– Она страшно самолюбива! – сказала Франсуаза. – Ей нужно быть уверенной в немедленном и оглушительном успехе, чтобы согласиться рискнуть.
– Это не только самолюбие, – возразил Пьер.
– А что же еще?
– Она сто раз говорила, что ей отвратительно унижаться, опускаясь до всяких там расчетов и упорства.
– Ты сам-то ощущаешь это как унижение? – спросила Франсуаза.
– У меня нет морали, – ответил Пьер.
– Откровенно говоря, ты полагаешь, что она поступает так по моральным соображениям?
– Ну конечно, в каком-то смысле, – с некоторым раздражением ответил Пьер. – У нее совершенно определенная позиция по отношению к жизни, с которой она не заключает сделок. Это то, что я называю моралью. Она стремится к наполненности. Такое требование мы всегда ценим.
– В ее случае слишком много слабоволия, – заметила Франсуаза.
– Слабоволие? А что это? – спросил Пьер. – Способ замыкаться в настоящем, только там она находит наполненность. Если настоящее ничего не дает, она забивается в свой угол, как больное животное. Но знаешь, когда бездеятельность доводят до такой степени, до какой доводит ее она, название «слабоволие» не подходит – это становится могуществом. Ни ты, ни я не имеем сил оставаться сорок восемь часов в какой-нибудь комнате, никого при этом не видеть и ничего не делать.
– Тут ничего не скажешь, – согласилась Франсуаза. У нее вдруг возникла мучительная потребность увидеть Ксавьер. В голосе Пьера слышалась необычная теплота, хотя восхищение, по его словам, было неведомым ему чувством.
– Зато, – продолжал Пьер, – когда что-то ее волнует, она проявляет поразительную способность этим наслаждаться; рядом с ней я чувствую свою кровь такой холодной. Еще немного, и меня бы это унизило.

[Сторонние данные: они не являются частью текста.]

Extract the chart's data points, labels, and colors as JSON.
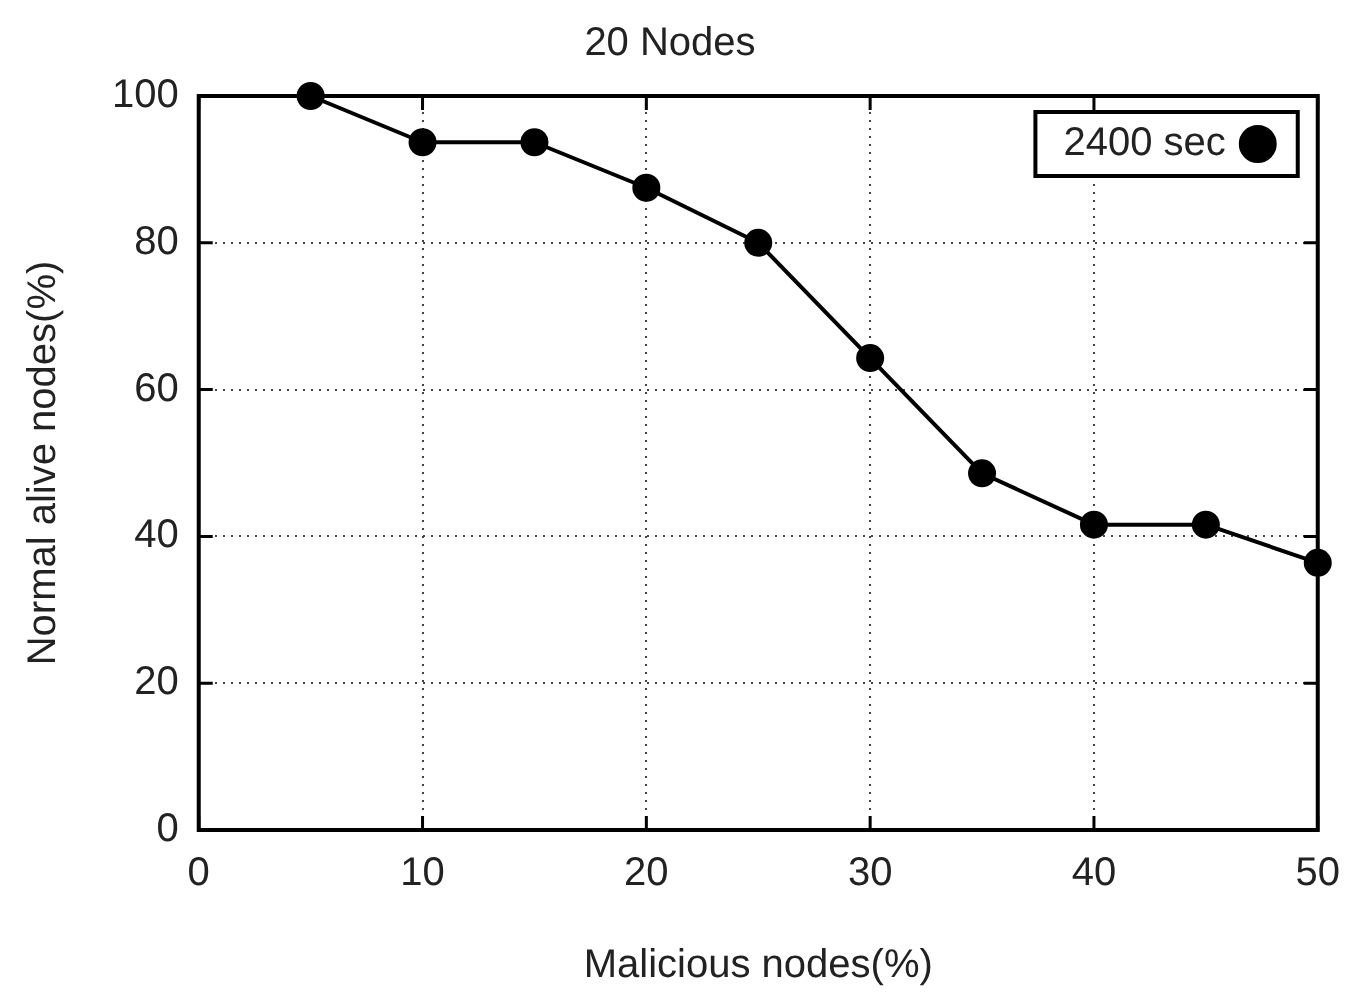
{
  "chart_data": {
    "type": "line",
    "title": "20 Nodes",
    "xlabel": "Malicious nodes(%)",
    "ylabel": "Normal alive nodes(%)",
    "x": [
      5,
      10,
      15,
      20,
      25,
      30,
      35,
      40,
      45,
      50
    ],
    "series": [
      {
        "name": "2400 sec",
        "color": "#000000",
        "values": [
          100,
          93.7,
          93.7,
          87.5,
          80,
          64.3,
          48.6,
          41.6,
          41.6,
          36.4
        ]
      }
    ],
    "xlim": [
      0,
      50
    ],
    "xticks": [
      0,
      10,
      20,
      30,
      40,
      50
    ],
    "ylim": [
      0,
      100
    ],
    "yticks": [
      0,
      20,
      40,
      60,
      80,
      100
    ],
    "grid": true,
    "legend": "top right",
    "marker": "circle",
    "line_style": "solid"
  }
}
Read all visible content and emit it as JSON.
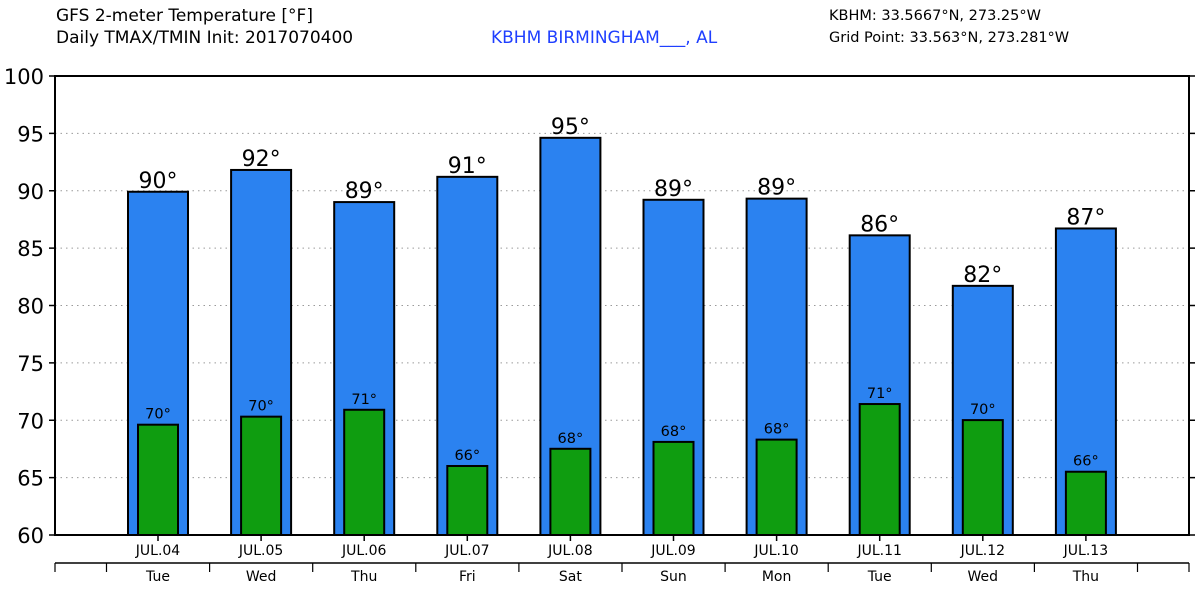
{
  "header": {
    "title_line1": "GFS 2-meter Temperature [°F]",
    "title_line2": "Daily TMAX/TMIN Init: 2017070400",
    "station": "KBHM BIRMINGHAM___, AL",
    "station_coords": "KBHM: 33.5667°N, 273.25°W",
    "grid_point": "Grid Point: 33.563°N, 273.281°W"
  },
  "colors": {
    "tmax_bar": "#2b82f0",
    "tmin_bar": "#0f9d10",
    "gridline": "#9a9a9a",
    "station_text": "#1f3fff"
  },
  "chart_data": {
    "type": "bar",
    "categories": [
      "JUL.04",
      "JUL.05",
      "JUL.06",
      "JUL.07",
      "JUL.08",
      "JUL.09",
      "JUL.10",
      "JUL.11",
      "JUL.12",
      "JUL.13"
    ],
    "weekdays": [
      "Tue",
      "Wed",
      "Thu",
      "Fri",
      "Sat",
      "Sun",
      "Mon",
      "Tue",
      "Wed",
      "Thu"
    ],
    "series": [
      {
        "values": [
          90,
          91.9,
          89.1,
          91.3,
          94.7,
          89.3,
          89.4,
          86.2,
          81.8,
          86.8
        ],
        "labels": [
          "90°",
          "92°",
          "89°",
          "91°",
          "95°",
          "89°",
          "89°",
          "86°",
          "82°",
          "87°"
        ]
      },
      {
        "values": [
          69.7,
          70.4,
          71.0,
          66.1,
          67.6,
          68.2,
          68.4,
          71.5,
          70.1,
          65.6
        ],
        "labels": [
          "70°",
          "70°",
          "71°",
          "66°",
          "68°",
          "68°",
          "68°",
          "71°",
          "70°",
          "66°"
        ]
      }
    ],
    "ylim": [
      60,
      100
    ],
    "yticks": [
      60,
      65,
      70,
      75,
      80,
      85,
      90,
      95,
      100
    ],
    "grid": true
  }
}
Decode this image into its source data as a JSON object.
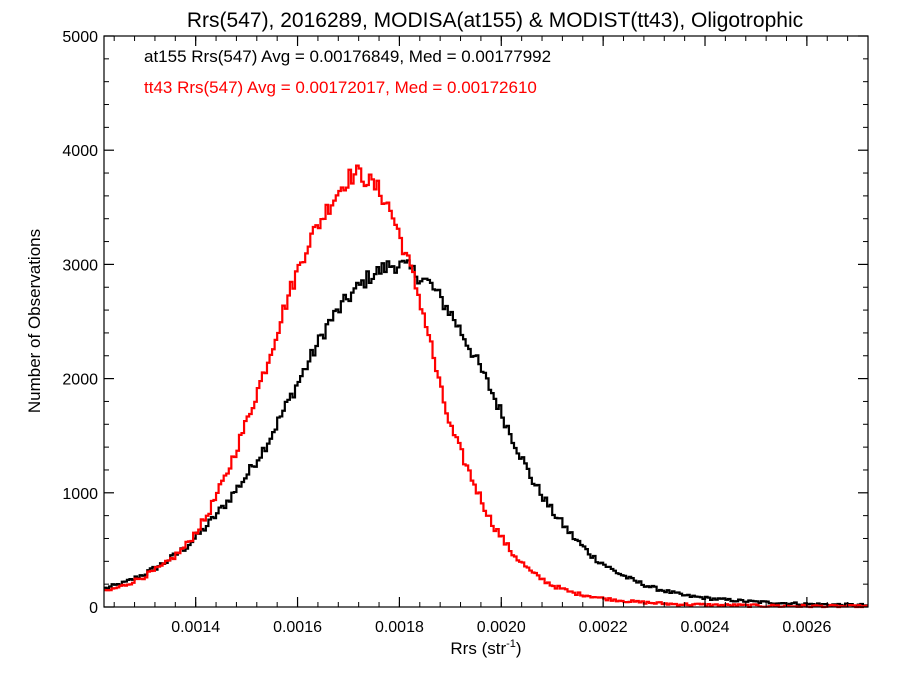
{
  "chart_data": {
    "type": "line",
    "step": true,
    "title": "Rrs(547), 2016289, MODISA(at155) & MODIST(tt43), Oligotrophic",
    "xlabel": {
      "text": "Rrs (str",
      "sup": "-1",
      "suffix": ")"
    },
    "ylabel": "Number of Observations",
    "xlim": [
      0.00122,
      0.00272
    ],
    "ylim": [
      0,
      5000
    ],
    "xticks": [
      0.0014,
      0.0016,
      0.0018,
      0.002,
      0.0022,
      0.0024,
      0.0026
    ],
    "xtick_labels": [
      "0.0014",
      "0.0016",
      "0.0018",
      "0.0020",
      "0.0022",
      "0.0024",
      "0.0026"
    ],
    "yticks": [
      0,
      1000,
      2000,
      3000,
      4000,
      5000
    ],
    "ytick_labels": [
      "0",
      "1000",
      "2000",
      "3000",
      "4000",
      "5000"
    ],
    "grid": false,
    "annotations": [
      {
        "text": "at155 Rrs(547) Avg = 0.00176849, Med = 0.00177992",
        "color": "#000000"
      },
      {
        "text": "tt43 Rrs(547) Avg = 0.00172017, Med = 0.00172610",
        "color": "#ff0000"
      }
    ],
    "series": [
      {
        "color": "#000000",
        "x": [
          0.00122,
          0.00126,
          0.0013,
          0.00134,
          0.00138,
          0.00142,
          0.00146,
          0.0015,
          0.00154,
          0.00158,
          0.00162,
          0.00166,
          0.0017,
          0.00174,
          0.00178,
          0.0018,
          0.00182,
          0.00186,
          0.0019,
          0.00194,
          0.00198,
          0.00202,
          0.00206,
          0.0021,
          0.00214,
          0.00218,
          0.00222,
          0.00226,
          0.0023,
          0.00236,
          0.00242,
          0.0025,
          0.0026,
          0.00272
        ],
        "values": [
          160,
          210,
          290,
          390,
          520,
          700,
          910,
          1150,
          1430,
          1780,
          2130,
          2480,
          2710,
          2890,
          2990,
          3000,
          2960,
          2830,
          2580,
          2260,
          1900,
          1500,
          1120,
          840,
          620,
          440,
          320,
          230,
          165,
          100,
          70,
          45,
          25,
          15
        ]
      },
      {
        "color": "#ff0000",
        "x": [
          0.00122,
          0.00126,
          0.0013,
          0.00134,
          0.00138,
          0.00142,
          0.00146,
          0.0015,
          0.00154,
          0.00158,
          0.00162,
          0.00166,
          0.00168,
          0.0017,
          0.00172,
          0.00174,
          0.00176,
          0.00178,
          0.0018,
          0.00182,
          0.00184,
          0.00186,
          0.00188,
          0.0019,
          0.00194,
          0.00198,
          0.00202,
          0.00206,
          0.0021,
          0.00214,
          0.0022,
          0.00226,
          0.00234,
          0.00244,
          0.00256,
          0.00272
        ],
        "values": [
          130,
          190,
          270,
          370,
          530,
          780,
          1150,
          1620,
          2130,
          2700,
          3180,
          3500,
          3640,
          3760,
          3800,
          3730,
          3650,
          3500,
          3260,
          2990,
          2700,
          2340,
          1920,
          1580,
          1150,
          750,
          480,
          300,
          190,
          125,
          75,
          45,
          25,
          15,
          8,
          4
        ]
      }
    ]
  }
}
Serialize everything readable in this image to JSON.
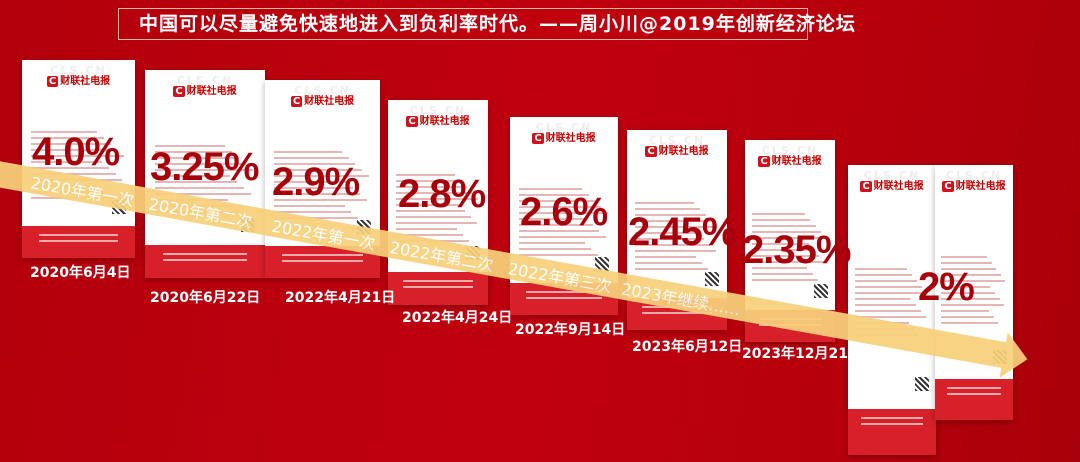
{
  "title": "中国可以尽量避免快速地进入到负利率时代。——周小川@2019年创新经济论坛",
  "card_logo": "财联社电报",
  "card_watermark": "CLS.CN",
  "cards": [
    {
      "rate": "4.0%",
      "date": "2020年6月4日"
    },
    {
      "rate": "3.25%",
      "date": "2020年6月22日"
    },
    {
      "rate": "2.9%",
      "date": "2022年4月21日"
    },
    {
      "rate": "2.8%",
      "date": "2022年4月24日"
    },
    {
      "rate": "2.6%",
      "date": "2022年9月14日"
    },
    {
      "rate": "2.45%",
      "date": "2023年6月12日"
    },
    {
      "rate": "2.35%",
      "date": "2023年12月21日"
    },
    {
      "rate": "2%",
      "date": ""
    }
  ],
  "ribbon_labels": [
    "2020年第一次",
    "2020年第二次",
    "2022年第一次",
    "2022年第二次",
    "2022年第三次",
    "2023年继续……"
  ],
  "colors": {
    "background": "#b8000d",
    "ribbon": "#f8d07a",
    "rate_text": "#a8000a"
  }
}
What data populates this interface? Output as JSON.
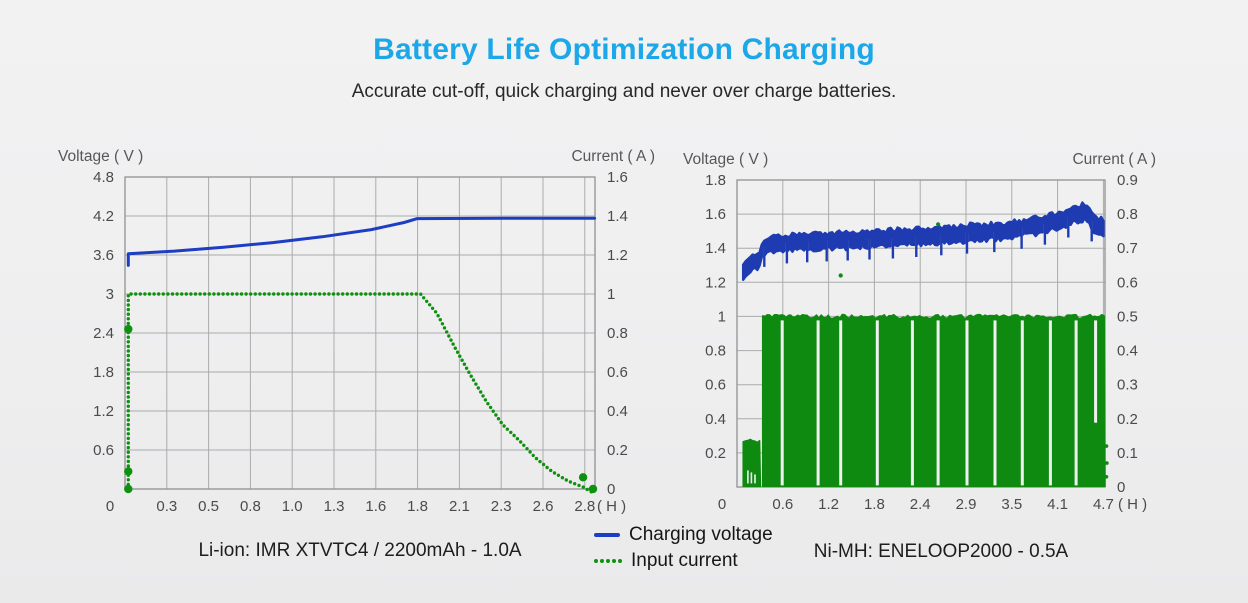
{
  "page": {
    "title": "Battery Life Optimization Charging",
    "subtitle": "Accurate cut-off, quick charging and never over charge batteries.",
    "title_color": "#1ba7e8",
    "background": "#efeff0"
  },
  "legend": {
    "items": [
      {
        "label": "Charging voltage",
        "style": "line",
        "color": "#1d3ec2"
      },
      {
        "label": "Input current",
        "style": "dotted",
        "color": "#0f9110"
      }
    ]
  },
  "chart_data": [
    {
      "id": "liion",
      "type": "line",
      "caption": "Li-ion: IMR XTVTC4 / 2200mAh - 1.0A",
      "left_axis": {
        "label": "Voltage ( V )",
        "min": 0,
        "max": 4.8,
        "ticks": [
          "4.8",
          "4.2",
          "3.6",
          "3",
          "2.4",
          "1.8",
          "1.2",
          "0.6"
        ]
      },
      "right_axis": {
        "label": "Current ( A )",
        "min": 0,
        "max": 1.6,
        "ticks": [
          "1.6",
          "1.4",
          "1.2",
          "1",
          "0.8",
          "0.6",
          "0.4",
          "0.2",
          "0"
        ]
      },
      "x_axis": {
        "unit": "( H )",
        "min": 0,
        "max": 2.86,
        "ticks": [
          "0",
          "0.3",
          "0.5",
          "0.8",
          "1.0",
          "1.3",
          "1.6",
          "1.8",
          "2.1",
          "2.3",
          "2.6",
          "2.8"
        ]
      },
      "grid": true,
      "series": [
        {
          "name": "Charging voltage",
          "axis": "left",
          "style": "line",
          "color": "#1d3ec2",
          "points": [
            [
              0.02,
              3.44
            ],
            [
              0.02,
              3.62
            ],
            [
              0.3,
              3.66
            ],
            [
              0.6,
              3.72
            ],
            [
              0.9,
              3.79
            ],
            [
              1.2,
              3.88
            ],
            [
              1.5,
              3.99
            ],
            [
              1.7,
              4.1
            ],
            [
              1.78,
              4.16
            ],
            [
              2.3,
              4.165
            ],
            [
              2.86,
              4.165
            ]
          ]
        },
        {
          "name": "Input current",
          "axis": "right",
          "style": "dotted",
          "color": "#0f9110",
          "points": [
            [
              0.02,
              0.0
            ],
            [
              0.02,
              1.0
            ],
            [
              1.8,
              1.0
            ],
            [
              1.9,
              0.9
            ],
            [
              2.0,
              0.74
            ],
            [
              2.1,
              0.59
            ],
            [
              2.2,
              0.45
            ],
            [
              2.3,
              0.33
            ],
            [
              2.4,
              0.25
            ],
            [
              2.5,
              0.16
            ],
            [
              2.6,
              0.09
            ],
            [
              2.7,
              0.04
            ],
            [
              2.79,
              0.01
            ],
            [
              2.85,
              -0.02
            ]
          ],
          "big_dots": [
            [
              0.02,
              0.0
            ],
            [
              0.02,
              0.09
            ],
            [
              0.02,
              0.82
            ],
            [
              2.79,
              0.06
            ],
            [
              2.85,
              0.0
            ]
          ]
        }
      ]
    },
    {
      "id": "nimh",
      "type": "area",
      "caption": "Ni-MH: ENELOOP2000 - 0.5A",
      "left_axis": {
        "label": "Voltage ( V )",
        "min": 0,
        "max": 1.8,
        "ticks": [
          "1.8",
          "1.6",
          "1.4",
          "1.2",
          "1",
          "0.8",
          "0.6",
          "0.4",
          "0.2"
        ]
      },
      "right_axis": {
        "label": "Current ( A )",
        "min": 0,
        "max": 0.9,
        "ticks": [
          "0.9",
          "0.8",
          "0.7",
          "0.6",
          "0.5",
          "0.4",
          "0.3",
          "0.2",
          "0.1",
          "0"
        ]
      },
      "x_axis": {
        "unit": "( H )",
        "min": 0,
        "max": 4.75,
        "ticks": [
          "0",
          "0.6",
          "1.2",
          "1.8",
          "2.4",
          "2.9",
          "3.5",
          "4.1",
          "4.7"
        ]
      },
      "grid": true,
      "blue_dips": [
        0.35,
        0.64,
        0.9,
        1.15,
        1.42,
        1.7,
        2.0,
        2.3,
        2.62,
        2.95,
        3.3,
        3.65,
        3.95,
        4.25,
        4.55
      ],
      "green_gaps": [
        0.58,
        1.04,
        1.33,
        1.8,
        2.25,
        2.58,
        2.95,
        3.31,
        3.66,
        4.02,
        4.35,
        {
          "x": 4.6,
          "frac": 0.62
        }
      ],
      "series": [
        {
          "name": "Charging voltage",
          "axis": "left",
          "style": "noisy_band",
          "color": "#1e3bb2",
          "half_thickness": 0.045,
          "dip_depth": 0.12,
          "midline": [
            [
              0.08,
              1.25
            ],
            [
              0.12,
              1.28
            ],
            [
              0.2,
              1.31
            ],
            [
              0.28,
              1.33
            ],
            [
              0.34,
              1.41
            ],
            [
              0.6,
              1.43
            ],
            [
              1.0,
              1.44
            ],
            [
              1.5,
              1.45
            ],
            [
              2.0,
              1.46
            ],
            [
              2.5,
              1.475
            ],
            [
              3.0,
              1.49
            ],
            [
              3.4,
              1.5
            ],
            [
              3.7,
              1.52
            ],
            [
              4.0,
              1.545
            ],
            [
              4.2,
              1.575
            ],
            [
              4.35,
              1.6
            ],
            [
              4.47,
              1.615
            ],
            [
              4.55,
              1.56
            ],
            [
              4.62,
              1.53
            ],
            [
              4.72,
              1.52
            ]
          ]
        },
        {
          "name": "Input current",
          "axis": "right",
          "style": "pulse_fill",
          "color": "#0e8a10",
          "level": 0.5,
          "start": 0.33,
          "end": 4.72,
          "intro": {
            "start": 0.08,
            "end": 0.3,
            "level": 0.135
          },
          "gap_dots": [
            [
              1.33,
              0.62
            ],
            [
              2.58,
              0.77
            ]
          ],
          "end_dots": [
            [
              4.74,
              0.12
            ],
            [
              4.745,
              0.07
            ],
            [
              4.74,
              0.03
            ]
          ]
        }
      ]
    }
  ]
}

– Тогда, значит, ты первый раз в жизни познал бы унижение, – сказала Франсуаза, пытаясь рассмеяться.
– Уходя от нее, я сказал, что она маленькая черная жемчужина, – серьезно произнес Пьер. – Она пожала плечами, но я действительно так думаю. В ней все так чисто и так неистово.
– Почему черная? – спросила Франсуаза.
– Из-за той своеобразной извращенности, которая в ней есть. Можно подумать, что временами ею овладевает потребность делать зло, причинять зло себе и вызывать к себе ненависть. – На минуту он задумался. – Знаешь, это забавно: часто, когда ей говорят, что уважают ее, она, словно испугавшись, встает на дыбы. Она чувствует себя скованной уважением, с которым к ней относятся.
– И она быстро сбрасывает оковы, – заметила Франсуаза.
Она заколебалась: ей почти хотелось уверовать в этот привлекательный образ. Если теперь она нередко чувствовала себя обособленной от Пьера, то потому, что позволила ему одному идти вперед по путям восхищения и нежности: их глазам не открывались больше одни и те же образы; она видела лишь капризную девочку там, где Пьер усматривал душу требовательную и непримиримую. Если она соглашалась присоединиться к нему, если отказывалась от этого упорного сопротивления…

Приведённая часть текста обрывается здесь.